In order to be best prepared for any interview, it helps to know which companies you want to work for, or at the least, which companies have the potential to hire you. If you know those two things you can begin to prepare yourself for a truly positive interview. But, how do you find out what you want to know about those companies?

The first way to gather information about a company you may want to work for is the obvious visit to their web site. Here you'll find out what the company really does, how big or small they are, their mission statements, strategic statements of their future goals, a feeling for their culture or business style, and almost always these days, a list of current job openings. This knowledge will quickly help you discern whether you are a potential match as an employee. Key items to look for on web sites are names of company officers. If there is no bio on the web site, Google the person's name to find out more about them. If you can identify a player in the company who attended the same university you did, or served in the same branch of military service, you have an immediate connection to establish rapport with that person as you start networking within the company.

What you usually won't find on web sites is a list or directory of the major players in the company, like Board of Directors, Chief level Officers, or specific department heads who are the actual hiring decision makers. You usually have to search elsewhere for this information, but it is well worth knowing who those people are before you communicate with a company. There are plenty of internet services out there, who will broadcast your resume to potentially thousands of actual hiring managers, but you won't know who is getting your resume or whether it's a company you actually want to work for. And they aren't going to be free. You can, however, use some of the major business research directories to learn about companies, their stats etc., and especially their major players.

Dun and Bradstreet Business Directories, Ward's Business Directory, The Handbook of American Business, and the Handbook of Emerging Companies are some of the references you can consult. Unfortunately in this information age, lots of biographical information is only available in subscription based directories. They can be pricey, but your library or local university will usually have them in the reference section.

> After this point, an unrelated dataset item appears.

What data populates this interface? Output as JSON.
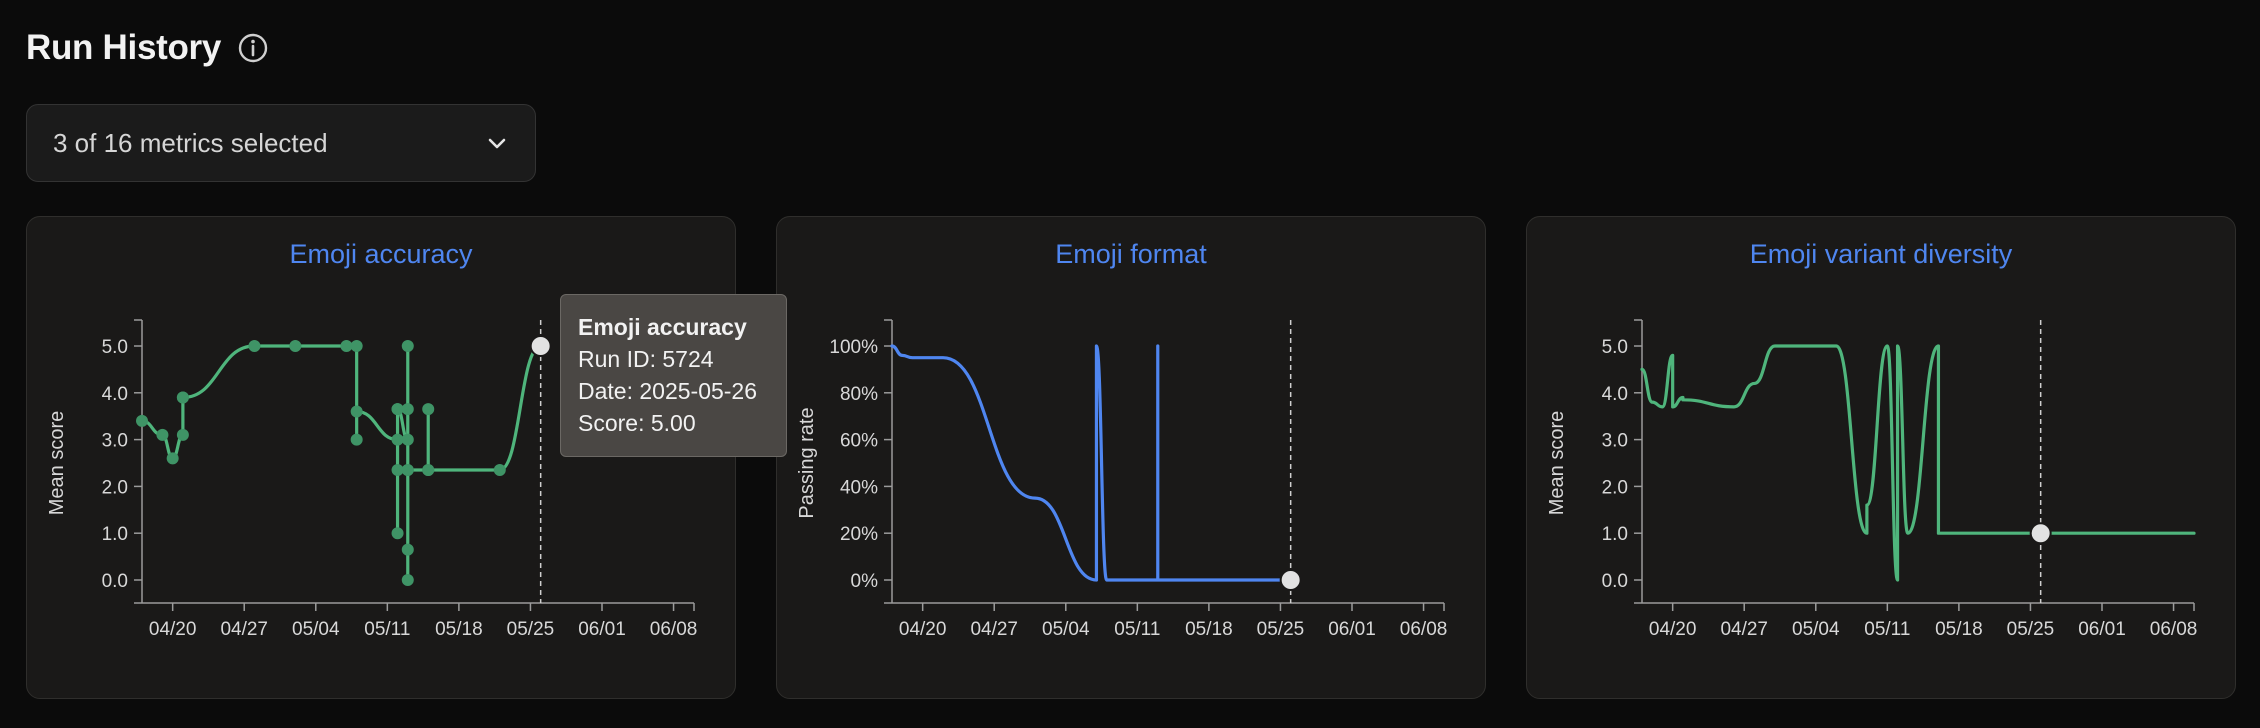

Good company research will provide you with the big picture of the who, what, where and when of their organization and also help you find the contacts to begin your network there. Once you have narrowed your list of potential employers, call those contacts you've uncovered, introduce yourself with your common background and ask for a brief appointment to discuss what's going on in your industry in your specific geographical location. Remember, this is a research meeting to find out if you want to work for that company, not necessarily an appointment for an interview. That will come later.